COMMENT FAIRE POUR ÊTRE PLUS À L’AISE AVEC SA SEXUALITÉ ?

 

Pour bien entretenir sa sexualité, il faut la nourrir. On peut parler, écrire ou lire à ce sujet.

C’est important de cultiver le fantasme, de s’interroger sur ce qui nous fait plaisir, de tester des choses, de se remettre en question.

Laure Elisabeth Roussel.

Ce qui nous a plu un jour sera peut-être détesté le lendemain. Et réciproquement.
Dans le couple, la meilleure clé c’est la parole, l’échange et l’écoute. Et quand je parle d’échange et d’écoute, au-delà des mots je parle aussi de l’accueil de la caresse de l’autre comme d’un indicateur précieux de ce qui pourrait lui faire plaisir. Et réciproquement. Si on connaît soi-même ce qui nous fait plaisir, cela permet aussi de le partager avec l’autre et donc de continuer à s’épanouir.
En revanche, il faut prévenir que tout fantasme n’est pas fait pour être vécu.

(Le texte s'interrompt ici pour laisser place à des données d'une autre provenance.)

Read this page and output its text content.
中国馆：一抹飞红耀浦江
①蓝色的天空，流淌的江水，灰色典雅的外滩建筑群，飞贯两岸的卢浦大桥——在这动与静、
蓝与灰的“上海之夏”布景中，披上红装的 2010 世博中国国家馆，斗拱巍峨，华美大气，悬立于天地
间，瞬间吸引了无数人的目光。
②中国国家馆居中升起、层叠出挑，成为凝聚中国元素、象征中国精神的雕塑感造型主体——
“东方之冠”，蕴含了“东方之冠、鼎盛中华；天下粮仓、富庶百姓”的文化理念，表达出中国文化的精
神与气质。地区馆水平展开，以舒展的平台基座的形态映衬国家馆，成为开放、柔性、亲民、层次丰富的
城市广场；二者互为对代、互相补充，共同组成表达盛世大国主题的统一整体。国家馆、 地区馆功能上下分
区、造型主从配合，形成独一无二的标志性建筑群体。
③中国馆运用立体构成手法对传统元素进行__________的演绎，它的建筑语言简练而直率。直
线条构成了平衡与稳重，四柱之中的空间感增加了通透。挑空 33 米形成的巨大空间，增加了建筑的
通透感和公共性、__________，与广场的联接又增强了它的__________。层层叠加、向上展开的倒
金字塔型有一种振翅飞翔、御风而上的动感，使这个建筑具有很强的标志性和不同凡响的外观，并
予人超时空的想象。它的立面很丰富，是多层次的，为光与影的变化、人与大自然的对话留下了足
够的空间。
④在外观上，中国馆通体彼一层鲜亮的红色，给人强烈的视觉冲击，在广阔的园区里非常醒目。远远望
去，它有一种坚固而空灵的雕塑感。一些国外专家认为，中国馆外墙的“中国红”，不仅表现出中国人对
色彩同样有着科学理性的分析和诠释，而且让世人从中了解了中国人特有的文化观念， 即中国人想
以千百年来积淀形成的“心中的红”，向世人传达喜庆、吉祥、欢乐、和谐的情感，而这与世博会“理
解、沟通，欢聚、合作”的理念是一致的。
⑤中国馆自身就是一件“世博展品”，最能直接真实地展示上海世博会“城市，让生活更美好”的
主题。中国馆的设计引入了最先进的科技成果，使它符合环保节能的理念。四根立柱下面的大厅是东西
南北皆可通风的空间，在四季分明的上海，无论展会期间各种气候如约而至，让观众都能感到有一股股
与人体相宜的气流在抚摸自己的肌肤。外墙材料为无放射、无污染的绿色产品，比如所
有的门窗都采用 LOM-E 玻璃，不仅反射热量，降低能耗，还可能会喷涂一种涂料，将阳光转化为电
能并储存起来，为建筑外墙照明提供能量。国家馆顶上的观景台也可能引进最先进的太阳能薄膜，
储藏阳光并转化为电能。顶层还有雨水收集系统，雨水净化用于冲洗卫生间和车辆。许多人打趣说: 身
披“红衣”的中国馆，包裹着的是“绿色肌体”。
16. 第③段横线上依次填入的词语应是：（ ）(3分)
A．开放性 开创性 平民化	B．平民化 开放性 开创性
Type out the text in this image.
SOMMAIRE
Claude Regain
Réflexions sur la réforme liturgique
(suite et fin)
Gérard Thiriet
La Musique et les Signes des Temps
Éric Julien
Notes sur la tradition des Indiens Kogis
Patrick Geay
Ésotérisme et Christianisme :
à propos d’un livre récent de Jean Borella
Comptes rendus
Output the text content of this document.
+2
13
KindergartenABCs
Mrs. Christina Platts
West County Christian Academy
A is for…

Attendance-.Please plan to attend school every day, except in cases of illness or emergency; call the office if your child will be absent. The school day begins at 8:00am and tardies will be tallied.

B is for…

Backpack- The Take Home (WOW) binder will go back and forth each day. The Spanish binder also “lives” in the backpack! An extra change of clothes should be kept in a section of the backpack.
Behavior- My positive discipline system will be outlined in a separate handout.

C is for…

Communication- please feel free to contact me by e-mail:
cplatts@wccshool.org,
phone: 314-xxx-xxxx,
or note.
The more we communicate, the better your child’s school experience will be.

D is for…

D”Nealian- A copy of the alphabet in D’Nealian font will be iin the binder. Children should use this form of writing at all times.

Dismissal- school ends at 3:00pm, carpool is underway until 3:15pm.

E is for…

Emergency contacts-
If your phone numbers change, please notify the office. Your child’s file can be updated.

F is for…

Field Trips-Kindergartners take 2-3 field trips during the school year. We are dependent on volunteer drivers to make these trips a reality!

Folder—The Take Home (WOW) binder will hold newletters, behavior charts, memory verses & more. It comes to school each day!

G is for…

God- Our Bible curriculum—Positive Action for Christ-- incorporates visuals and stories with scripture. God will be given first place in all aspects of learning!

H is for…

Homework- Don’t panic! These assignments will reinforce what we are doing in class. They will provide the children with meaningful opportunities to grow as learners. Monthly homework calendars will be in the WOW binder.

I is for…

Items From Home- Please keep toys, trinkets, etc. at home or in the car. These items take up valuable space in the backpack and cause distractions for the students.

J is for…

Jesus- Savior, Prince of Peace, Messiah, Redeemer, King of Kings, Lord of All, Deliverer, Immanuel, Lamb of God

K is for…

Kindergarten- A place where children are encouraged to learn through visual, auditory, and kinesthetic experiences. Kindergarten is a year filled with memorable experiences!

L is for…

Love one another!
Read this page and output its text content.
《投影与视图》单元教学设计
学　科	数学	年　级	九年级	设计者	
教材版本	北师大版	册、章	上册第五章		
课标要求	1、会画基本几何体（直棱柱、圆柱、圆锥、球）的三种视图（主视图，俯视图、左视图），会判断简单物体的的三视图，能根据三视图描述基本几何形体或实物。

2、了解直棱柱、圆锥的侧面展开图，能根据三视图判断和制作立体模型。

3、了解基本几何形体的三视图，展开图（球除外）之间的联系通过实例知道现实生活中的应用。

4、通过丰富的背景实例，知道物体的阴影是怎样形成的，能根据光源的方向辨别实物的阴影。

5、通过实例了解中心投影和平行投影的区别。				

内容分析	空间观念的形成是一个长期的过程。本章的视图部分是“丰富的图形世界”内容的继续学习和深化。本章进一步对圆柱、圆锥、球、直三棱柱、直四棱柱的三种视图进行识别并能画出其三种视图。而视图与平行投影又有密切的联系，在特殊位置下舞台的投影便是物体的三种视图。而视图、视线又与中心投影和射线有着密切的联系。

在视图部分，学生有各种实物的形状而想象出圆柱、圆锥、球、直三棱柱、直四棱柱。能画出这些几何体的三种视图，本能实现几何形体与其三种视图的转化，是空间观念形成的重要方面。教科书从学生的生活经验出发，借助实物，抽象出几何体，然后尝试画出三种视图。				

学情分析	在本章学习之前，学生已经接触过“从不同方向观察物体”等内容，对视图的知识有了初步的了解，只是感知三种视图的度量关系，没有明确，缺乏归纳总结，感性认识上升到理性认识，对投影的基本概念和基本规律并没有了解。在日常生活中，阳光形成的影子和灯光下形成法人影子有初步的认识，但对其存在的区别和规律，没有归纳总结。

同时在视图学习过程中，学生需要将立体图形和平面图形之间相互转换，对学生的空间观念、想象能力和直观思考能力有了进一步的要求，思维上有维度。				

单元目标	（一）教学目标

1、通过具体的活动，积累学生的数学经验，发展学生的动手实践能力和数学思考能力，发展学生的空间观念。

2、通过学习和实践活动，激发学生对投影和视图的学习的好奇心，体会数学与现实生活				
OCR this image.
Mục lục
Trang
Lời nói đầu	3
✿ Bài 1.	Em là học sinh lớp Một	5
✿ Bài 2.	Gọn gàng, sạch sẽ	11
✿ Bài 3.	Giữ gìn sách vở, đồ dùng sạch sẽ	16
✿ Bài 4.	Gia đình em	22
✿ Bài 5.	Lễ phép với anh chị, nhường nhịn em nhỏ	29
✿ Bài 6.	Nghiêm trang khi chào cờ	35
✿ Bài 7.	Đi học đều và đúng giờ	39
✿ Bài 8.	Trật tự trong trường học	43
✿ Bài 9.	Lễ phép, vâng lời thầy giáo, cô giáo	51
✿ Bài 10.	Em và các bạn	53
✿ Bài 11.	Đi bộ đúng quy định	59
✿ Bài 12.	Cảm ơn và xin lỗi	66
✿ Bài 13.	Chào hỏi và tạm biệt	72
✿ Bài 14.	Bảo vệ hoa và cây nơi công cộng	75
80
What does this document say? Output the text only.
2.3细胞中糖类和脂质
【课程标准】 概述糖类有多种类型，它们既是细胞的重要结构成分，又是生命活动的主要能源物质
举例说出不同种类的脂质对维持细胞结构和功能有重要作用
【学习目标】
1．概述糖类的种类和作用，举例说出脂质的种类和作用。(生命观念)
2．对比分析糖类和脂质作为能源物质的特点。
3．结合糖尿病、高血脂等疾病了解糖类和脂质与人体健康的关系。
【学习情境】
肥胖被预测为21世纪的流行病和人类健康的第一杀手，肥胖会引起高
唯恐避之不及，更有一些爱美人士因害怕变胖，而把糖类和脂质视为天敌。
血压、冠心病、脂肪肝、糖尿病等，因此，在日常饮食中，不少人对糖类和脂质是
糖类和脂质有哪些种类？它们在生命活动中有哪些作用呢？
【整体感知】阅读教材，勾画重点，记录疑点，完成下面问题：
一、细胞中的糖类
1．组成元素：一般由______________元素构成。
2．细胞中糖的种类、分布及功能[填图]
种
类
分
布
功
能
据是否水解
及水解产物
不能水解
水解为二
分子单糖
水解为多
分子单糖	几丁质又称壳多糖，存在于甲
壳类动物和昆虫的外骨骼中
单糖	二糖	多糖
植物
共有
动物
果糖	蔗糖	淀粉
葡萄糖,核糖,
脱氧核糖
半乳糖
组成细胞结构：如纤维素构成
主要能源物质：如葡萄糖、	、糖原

En effet, vivre l’ensemble de ses fantasmes peut aussi être délétère.

7,7/10
C’est la note que les 25-35 ans donnent au plaisir sexuel dans leur contribution au bonheur.

Enquête IPSOS : Existe-t-il un bonheur français ? Le 1, 8 juin 2022.

 

EN QUOI NOTRE PLAISIR SEXUEL PEUT AMÉLIORER NOTRE SANTÉ MENTALE ?  

 

Il y a une auteure que j’aime beaucoup qui s’appelle Camille Emmanuel et qui a écrit SexpowermentElle fait l’analogie entre sa puissance sexuelle et son bien-être : le fait de vivre pleinement sa sexualité et de l’assumer engendre la confiance en soi ainsi que l’estime de soi. C’est comme pour tout finalement. Lorsqu’on arrive à libérer sa parole, lorsqu’on a suffisamment de connaissances et de confiance en soi pour pouvoir vivre un champ de sa vie qui est plus tabou que les autres; et bien généralement on est bien dans ses pompes. Une sexualité bien assumée est synonyme d’une bonne santé mentale.

 

Consulter Laure Elisabeth Roussel

 

 

Camille Aumont Carnel, auteure du compte Instagram Je m’en bats le clito, s’est inspirée des témoignages de 25 000 adolescent·e·s pour répondre à toutes vos questions sur la sexualité : du consentement, à l’épilation, au craquage de capote, à l’éjaculation nocturne et bien plus encore. … Fraîchement publié il est disponible dans toutes les bonnes librairies et ici.

 

 

 

Les trois points clés à retenir

#1 On a besoin de nourrir et de ré-imaginer notre désir.
#2 L’organe du cerveau est le principal déclencheur de l’orgasme.
#3 Notre bien-être mental passe (entre autres) par notre capacité à assumer notre sexualité et à nous faire plaisir.